Mais parfois, celle-ci ne survient pas, car les dégâts sur la victime sont trop importants pour lui éviter des séquelles graves. « Si le dépistage est précoce, il n’y aura pas de séquelles en l’état actuel des connaissances », explique le professeur Vincent Danel, toxicologue prog63010,2au CHU de Grenoble. « Par contre, s’il y a eu troubles de conscience, voire un état de coma, on pourra malheureusement observer des séquelles neurologiques, neuropsychiatriques au-delà de la guérison. L’organe le plus atteint par le monoxyde de carbone c’est essentiellement le système nerveux central, donc le cerveau, le myocarde, le cœur, en particulier chez les personnes âgées, et puis le fœtus chez la femme enceinte, qui peut être très gravement atteint alors que sa mère ne présente que des troubles légers. ». Troubles du comportement, confusion mentale extrême, divagation, perte de mémoire, paralysies, tremblements compulsifs peuvent faire partie de ces séquelles.

 

On rappellera donc que le préventif reste la meilleure des protections. Il est plutôt simple de se prémunir d’une intoxication au CO. Faites vérifier, chaque automne avant de les remettre en route, vos appareils de chauffage : poêle à charbon, cheminée (absence de fissure), chauffage au mazout, chauffe-eau au gaz… et si vous ne l’avez pas fait à l’époque, faites le maintenant : mieux vaut tard que jamais ! Faites également vérifier la ventilation des locaux où se situe l’appareil, et notamment le système d’évacuation des gaz vers l’extérieur. Par ailleurs, pensez à passer chez le garagiste pour vérifier que les tuyaux d’échappement des véhicules appelés à être garés dans un local fermé, sont en bon état.

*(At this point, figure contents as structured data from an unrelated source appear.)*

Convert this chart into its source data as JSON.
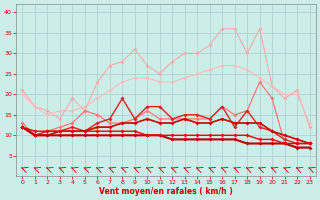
{
  "xlabel": "Vent moyen/en rafales ( km/h )",
  "bg_color": "#cceee8",
  "grid_color": "#aacccc",
  "xlim": [
    -0.5,
    23.5
  ],
  "ylim": [
    0,
    42
  ],
  "yticks": [
    5,
    10,
    15,
    20,
    25,
    30,
    35,
    40
  ],
  "xticks": [
    0,
    1,
    2,
    3,
    4,
    5,
    6,
    7,
    8,
    9,
    10,
    11,
    12,
    13,
    14,
    15,
    16,
    17,
    18,
    19,
    20,
    21,
    22,
    23
  ],
  "lines": [
    {
      "x": [
        0,
        1,
        2,
        3,
        4,
        5,
        6,
        7,
        8,
        9,
        10,
        11,
        12,
        13,
        14,
        15,
        16,
        17,
        18,
        19,
        20,
        21,
        22,
        23
      ],
      "y": [
        21,
        17,
        16,
        14,
        19,
        16,
        23,
        27,
        28,
        31,
        27,
        25,
        28,
        30,
        30,
        32,
        36,
        36,
        30,
        36,
        22,
        19,
        21,
        12
      ],
      "color": "#ffaaaa",
      "lw": 0.8,
      "marker": "D",
      "ms": 2.0
    },
    {
      "x": [
        0,
        1,
        2,
        3,
        4,
        5,
        6,
        7,
        8,
        9,
        10,
        11,
        12,
        13,
        14,
        15,
        16,
        17,
        18,
        19,
        20,
        21,
        22,
        23
      ],
      "y": [
        20,
        17,
        15,
        16,
        16,
        17,
        19,
        21,
        23,
        24,
        24,
        23,
        23,
        24,
        25,
        26,
        27,
        27,
        26,
        24,
        22,
        20,
        20,
        13
      ],
      "color": "#ffbbbb",
      "lw": 0.8,
      "marker": "D",
      "ms": 2.0
    },
    {
      "x": [
        0,
        1,
        2,
        3,
        4,
        5,
        6,
        7,
        8,
        9,
        10,
        11,
        12,
        13,
        14,
        15,
        16,
        17,
        18,
        19,
        20,
        21,
        22,
        23
      ],
      "y": [
        13,
        10,
        11,
        12,
        13,
        16,
        15,
        13,
        13,
        14,
        16,
        14,
        14,
        14,
        14,
        14,
        17,
        15,
        16,
        23,
        19,
        8,
        8,
        8
      ],
      "color": "#ff7777",
      "lw": 0.9,
      "marker": "D",
      "ms": 2.0
    },
    {
      "x": [
        0,
        1,
        2,
        3,
        4,
        5,
        6,
        7,
        8,
        9,
        10,
        11,
        12,
        13,
        14,
        15,
        16,
        17,
        18,
        19,
        20,
        21,
        22,
        23
      ],
      "y": [
        12,
        10,
        11,
        11,
        12,
        11,
        13,
        14,
        19,
        14,
        17,
        17,
        14,
        15,
        15,
        14,
        17,
        12,
        16,
        12,
        11,
        9,
        8,
        8
      ],
      "color": "#dd2222",
      "lw": 1.0,
      "marker": "D",
      "ms": 2.0
    },
    {
      "x": [
        0,
        1,
        2,
        3,
        4,
        5,
        6,
        7,
        8,
        9,
        10,
        11,
        12,
        13,
        14,
        15,
        16,
        17,
        18,
        19,
        20,
        21,
        22,
        23
      ],
      "y": [
        12,
        10,
        10,
        11,
        11,
        11,
        12,
        12,
        13,
        13,
        14,
        13,
        13,
        14,
        13,
        13,
        14,
        13,
        13,
        13,
        11,
        10,
        9,
        8
      ],
      "color": "#cc0000",
      "lw": 1.2,
      "marker": "D",
      "ms": 2.0
    },
    {
      "x": [
        0,
        1,
        2,
        3,
        4,
        5,
        6,
        7,
        8,
        9,
        10,
        11,
        12,
        13,
        14,
        15,
        16,
        17,
        18,
        19,
        20,
        21,
        22,
        23
      ],
      "y": [
        12,
        10,
        10,
        10,
        10,
        10,
        10,
        10,
        10,
        10,
        10,
        10,
        9,
        9,
        9,
        9,
        9,
        9,
        8,
        8,
        8,
        8,
        7,
        7
      ],
      "color": "#bb0000",
      "lw": 1.5,
      "marker": "D",
      "ms": 2.0
    },
    {
      "x": [
        0,
        1,
        2,
        3,
        4,
        5,
        6,
        7,
        8,
        9,
        10,
        11,
        12,
        13,
        14,
        15,
        16,
        17,
        18,
        19,
        20,
        21,
        22,
        23
      ],
      "y": [
        12,
        11,
        11,
        11,
        11,
        11,
        11,
        11,
        11,
        11,
        10,
        10,
        10,
        10,
        10,
        10,
        10,
        10,
        10,
        9,
        9,
        8,
        8,
        8
      ],
      "color": "#ee0000",
      "lw": 1.0,
      "marker": "D",
      "ms": 2.0
    }
  ],
  "scatter_y": 1.8,
  "scatter_color": "#cc0000"
}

N’utilisez jamais des appareils pour un autre usage que celui pour lequel ils sont prévus. Enfin, quelle que soit la température extérieure, aérez votre logement quotidiennement pendant au moins dix minutes.

 

 




1 commentaire

thibault le 9 janv. 2014

Merci à nos amis pompiers pour leurs interventions salutaires sur ce problème. je suis travail social dans le pas de calais et franchement, on n’en peut plus de tous ces morts par intoxication à cause de poeles à mazout complètement obsolètes, de ventilations inexistantes dans des logements insalubres, de personnes qui dorment à 5 parfois dans la même pièce. Si le gouvernement faisait un peu plus pour lutter contre les marchands de sommeil et le logement insalubre ce serait aussi une façon de réduire la mortalité par intoxication au monoxyde.